[Python-Dev] unicode/string asymmetries

Martin v. Loewis martin@v.loewis.de
Wed, 9 Jan 2002 22:11:50 +0100


> Huh, what did I miss? Why is PyArg_Parse deprecated, and by what
> should it be replaced?

Not precisely; METH_OLDARGS and its combination with Py_ArgParse is
deprecated, use PyArg_ParseTuple instead. That still leaves a few uses
of PyArg_Parse, but these are really to special to worry about.

> > and I doubt you have Py_UNICODE* often enough to need
> > it to pass to Py_BuildValue.

> Martin, have you ever wrapped any Unicode API's? (As opposed to
> using unicode as a purely internal datatype, which you clearly know
> a lot about).

Certainly, I've tried providing libiconv interfacing. I was strongly
pushing the notion that Py_UNICODE is equal to wchar_t on all
platforms, that notion was unfortunately rejected.

As a result, using wchar_t together with Python Unicode objects is
difficult. No existing C library reliably accepts Py_UNICODE*, if
anything, they accept wchar_t* (although Microsoft, and apparently
also Apple, manages to use yet another type, further complicating
issues).

There are exceptions: on some platforms, Py_UNICODE currently is equal
to wchar_t, like Windows. That may change in the future, if people
request full Unicode support (i.e. a 4-byte Unicode type) - then
Py_UNICODE might differ from WCHAR even on Windows. At that time, any
code that currently assumes they are equal will break. So I'd rather
educate people about the issues now than having to come up with
work-arounds when they eventually run into them.

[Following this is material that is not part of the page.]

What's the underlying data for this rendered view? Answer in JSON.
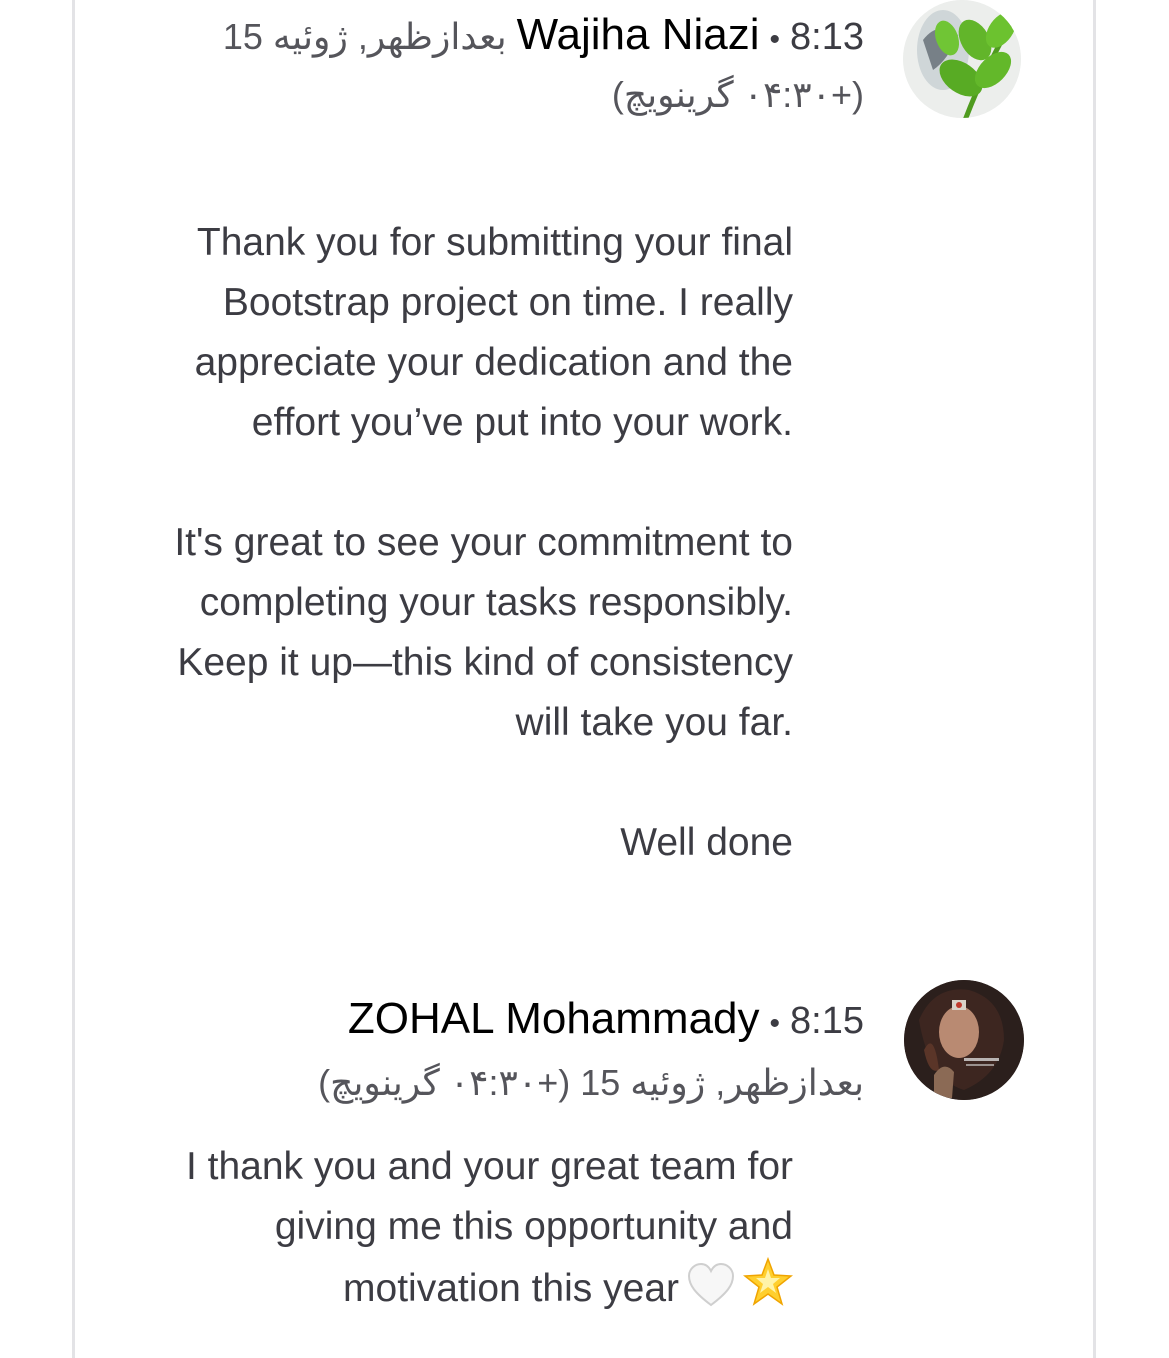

> Thomas' question are similar to mine from last week, and Neil's are
> related too. All the niceties we have for strings (optional ones
> with z, autoconversion from unicode, s# to get the size) are missing
> for unicode, and that's a pain when you're wrapping an existing C
> api.

These problems are inherent in the subject matter: the C support of
Unicode, and its relationship to the char type is inherently
inconsistent.

If Python would offer a struct code that translates into wchar_t, he'd
get away with that on Window. However, it seemed to me that the
specific structure was primarily used in files, so code that tries to
fill it should use formats that are platform-independent. For the
integer types, that means you cannot just use the "i" format, but you
need to know what the integer range is (i.e. 8, 16, 32, or 64
bits). Likewise, for strings, you need to know what the width of each
character, and the endianness is.

Furthermore, apart from Windows, I doubt *anybody* puts wide strings
in platform encoding into files. I'd hope anybody else is so smart to
clearly define the encoding used when representing Unicode strings in
byte-oriented files, streams, and structures.

Regards,
Martin